A quasi quarant’anni dalla privatizzazione voluta da Margaret Thatcher, British Steel torna in mano pubblica. Il governo britannico ha infatti annunciato la nazionalizzazione dell’azienda siderurgica – precedentemente di proprietà del gruppo cinese Jingye – dopo averne già assunto il controllo nella primavera del 2025 per evitare la chiusura di due altiforni. Una mossa che, secondo quanto dichiarato da Downing Street, si è resa necessaria per tutelare l’interesse nazionale del Regno Unito.
“British Steel fa parte del tessuto della nostra nazione ed è un pilastro della forza industriale britannica. La decisione odierna assicura il futuro della produzione siderurgica nel Regno Unito, tutela i posti di lavoro qualificati e preserva una capacità nazionale vitale”, ha affermato il Primo Ministro uscente Keir Starmer in un comunicato.
Le difficoltà di British Steel
Nell’aprile dello scorso anno, il governo britannico aveva assunto il controllo operativo del colosso siderurgico, sottraendolo de facto a Jingye, allo scopo di impedire la chiusura delle acciaierie di Scunthorpe, nel nord dell’Inghilterra, e proteggere 2.700 posti di lavoro nell’impianto e altre migliaia nella catena di fornitura. Lo stabilimento ospita gli ultimi due altiforni attivi nel Paese, produce il 95% dell’acciaio utilizzato nella rete ferroviaria del Regno Unito e rifornisce i settori dell’edilizia e dell’automotive. Negli ultimi anni British Steel ha dovuto affrontare numerose difficoltà derivanti dagli elevati costi energetici in Gran Bretagna e da un eccesso di offerta di acciaio sul mercato globale.
Dopo averne preso di fatto il controllo, lo Stato aveva quindi cercato un nuovo acquirente. Non trovandolo, due mesi fa, Starmer aveva annunciato che il suo governo avrebbe presentato una proposta di legge per consentire al Governo di acquisirne la piena proprietà.
“British Steel appartiene ora al popolo britannico e il nostro obiettivo è rivolto al futuro”, ha dichiarato il Segretario di Stato per le Imprese e il Commercio Peter Kyle.
Le reazioni
La decisione di completare la nazionalizzazione di British Steel, che era stata privatizzata nel 1988 dall’allora prima ministra Margareth Thatcher, ha fatto infuriare i conservatori. Il ministro ombra per le Imprese, Andrew Griffith, ha accusato il Labour di “riesumare la stagione delle nazionalizzazioni degli anni Settanta”, sostenendo che “un assegno in bianco pagato dai contribuenti non è la risposta”.
Nel frattempo Jingye ha avanzato una richiesta di risarcimento fino a un miliardo di sterline per gli investimenti effettuati nello stabilimento di Scunthorpe prima dell’intervento del governo.

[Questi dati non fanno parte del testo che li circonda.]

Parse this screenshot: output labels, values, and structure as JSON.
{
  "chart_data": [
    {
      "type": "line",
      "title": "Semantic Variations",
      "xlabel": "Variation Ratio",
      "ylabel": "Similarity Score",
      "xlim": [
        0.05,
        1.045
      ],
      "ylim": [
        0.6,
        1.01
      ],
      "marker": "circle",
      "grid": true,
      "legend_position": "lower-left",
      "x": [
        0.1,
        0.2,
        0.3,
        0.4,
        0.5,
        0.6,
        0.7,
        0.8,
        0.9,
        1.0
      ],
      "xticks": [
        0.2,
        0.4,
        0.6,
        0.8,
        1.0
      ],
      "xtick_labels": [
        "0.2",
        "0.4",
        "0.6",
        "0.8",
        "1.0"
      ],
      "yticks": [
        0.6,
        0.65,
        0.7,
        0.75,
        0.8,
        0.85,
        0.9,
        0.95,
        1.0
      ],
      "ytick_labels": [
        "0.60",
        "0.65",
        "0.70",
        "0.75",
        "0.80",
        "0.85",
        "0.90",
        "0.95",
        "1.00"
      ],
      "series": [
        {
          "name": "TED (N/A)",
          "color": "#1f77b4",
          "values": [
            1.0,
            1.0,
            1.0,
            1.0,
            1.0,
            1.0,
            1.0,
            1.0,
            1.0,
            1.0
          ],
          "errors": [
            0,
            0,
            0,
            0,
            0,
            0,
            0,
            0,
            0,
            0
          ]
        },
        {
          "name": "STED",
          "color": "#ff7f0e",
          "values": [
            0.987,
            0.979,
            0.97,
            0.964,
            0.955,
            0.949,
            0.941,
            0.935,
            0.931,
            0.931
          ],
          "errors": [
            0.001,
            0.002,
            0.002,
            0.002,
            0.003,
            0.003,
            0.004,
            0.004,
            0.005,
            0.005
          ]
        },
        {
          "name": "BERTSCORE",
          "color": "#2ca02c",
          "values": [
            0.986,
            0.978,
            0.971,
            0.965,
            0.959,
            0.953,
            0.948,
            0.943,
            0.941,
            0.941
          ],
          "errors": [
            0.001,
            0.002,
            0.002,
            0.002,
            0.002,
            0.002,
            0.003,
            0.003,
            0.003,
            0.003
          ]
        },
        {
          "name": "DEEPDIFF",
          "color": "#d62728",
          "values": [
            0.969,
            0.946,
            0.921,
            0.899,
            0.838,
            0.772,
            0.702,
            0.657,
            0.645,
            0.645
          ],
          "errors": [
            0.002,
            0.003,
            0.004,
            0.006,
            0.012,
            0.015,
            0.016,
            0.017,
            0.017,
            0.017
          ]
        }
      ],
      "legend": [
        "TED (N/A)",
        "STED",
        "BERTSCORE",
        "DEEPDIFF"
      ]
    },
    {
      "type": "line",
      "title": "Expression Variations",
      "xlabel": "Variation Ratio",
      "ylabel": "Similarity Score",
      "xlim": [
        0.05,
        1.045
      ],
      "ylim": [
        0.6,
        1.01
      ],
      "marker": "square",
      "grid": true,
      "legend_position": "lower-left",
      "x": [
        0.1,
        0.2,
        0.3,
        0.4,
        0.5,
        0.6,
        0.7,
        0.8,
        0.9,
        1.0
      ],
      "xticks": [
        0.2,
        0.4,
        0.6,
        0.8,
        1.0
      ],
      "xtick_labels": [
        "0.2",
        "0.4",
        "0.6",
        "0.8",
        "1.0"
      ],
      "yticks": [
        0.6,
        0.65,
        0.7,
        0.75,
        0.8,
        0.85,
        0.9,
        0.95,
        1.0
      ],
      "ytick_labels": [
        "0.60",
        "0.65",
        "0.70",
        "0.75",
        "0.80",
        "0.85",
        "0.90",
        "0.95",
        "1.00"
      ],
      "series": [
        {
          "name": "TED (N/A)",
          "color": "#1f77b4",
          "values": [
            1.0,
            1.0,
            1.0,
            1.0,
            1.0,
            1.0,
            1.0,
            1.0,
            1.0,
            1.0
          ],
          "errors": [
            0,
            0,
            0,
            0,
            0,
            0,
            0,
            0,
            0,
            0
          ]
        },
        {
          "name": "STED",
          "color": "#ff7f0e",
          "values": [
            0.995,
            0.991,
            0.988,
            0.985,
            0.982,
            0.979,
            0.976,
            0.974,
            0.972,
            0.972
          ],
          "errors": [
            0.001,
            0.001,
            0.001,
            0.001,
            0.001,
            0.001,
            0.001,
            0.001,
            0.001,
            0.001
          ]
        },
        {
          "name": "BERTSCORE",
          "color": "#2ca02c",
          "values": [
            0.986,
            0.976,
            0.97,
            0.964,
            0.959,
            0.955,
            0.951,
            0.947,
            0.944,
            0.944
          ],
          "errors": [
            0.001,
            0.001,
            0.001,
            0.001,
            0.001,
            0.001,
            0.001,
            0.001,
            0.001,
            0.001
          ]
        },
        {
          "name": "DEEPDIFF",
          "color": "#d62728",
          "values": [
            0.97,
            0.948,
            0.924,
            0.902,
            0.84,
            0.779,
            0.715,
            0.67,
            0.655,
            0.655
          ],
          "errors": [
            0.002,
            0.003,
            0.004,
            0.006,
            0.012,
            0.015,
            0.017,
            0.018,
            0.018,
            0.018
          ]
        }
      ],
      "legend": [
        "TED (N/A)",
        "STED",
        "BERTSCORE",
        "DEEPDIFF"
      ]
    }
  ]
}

British Steel e l’ex Ilva: la crisi della siderurgia europea
In Italia la storia di British Steel non può non far pensare a quella dell’ex Ilva, oggi Acciaierie d’Italia. Entrambe le aziende, da anni, sono al centro di tentativi di salvataggio e di rilancio falliti. Entrambe perdono milioni di euro. Nei mesi scorsi si erano addirittura rincorse voci che davano Michael Flacks, investitore nato a Manchester e fondatore del fondo statunitense Flacks, interessato alla creazione di un “polo europeo dell’acciaio” capace di tenere assieme British Steel e l’ex Ilva. Voci, appunto,
I fatti ci raccontano che la società britannica nel 2016 venne acquistata dal fondo di private equity Greybull Capital. Costo dell’operazione: 1 sterlina. Solo tre anni dopo però, la società andò in fallimento, per poi passare a Jingye, secondo i quali il sito Scunthorpe perderebbe oltre 700mila sterline al giorno, motivo per il quale i cinesi ne avevano annunciato la chiusura. Dall’aprile del 2025 a oggi, il governo britannico avrebbe sborsato 200 milioni di sterline per tenerlo aperto e attivo.
L’ex Ilva non è da meno: è convocato per il 28 luglio un nuovo tavolo con i sindacati. Nel frattempo stanno per esaurirsi gli ultimi fondi concessi da Bruxelles per mettere attivo il polo siderurgico e all’orizzonte non si vede alcun acquirente. L’azienda di fatto dipende da prestiti governativi che però per vincolo europeo non potranno più essere erogati. Le perdite ammontano a circa un milione di euro al giorno.
Due crisi parallele che ben rappresentano le difficoltà del settore siderurgico europeo, da tempo alle prese con gli elevati costi dell’energia e con un eccesso d’offerta globale innescato dalla Cina che nel 2024 ha prodotto oltre la metà dell’acciaio mondiale.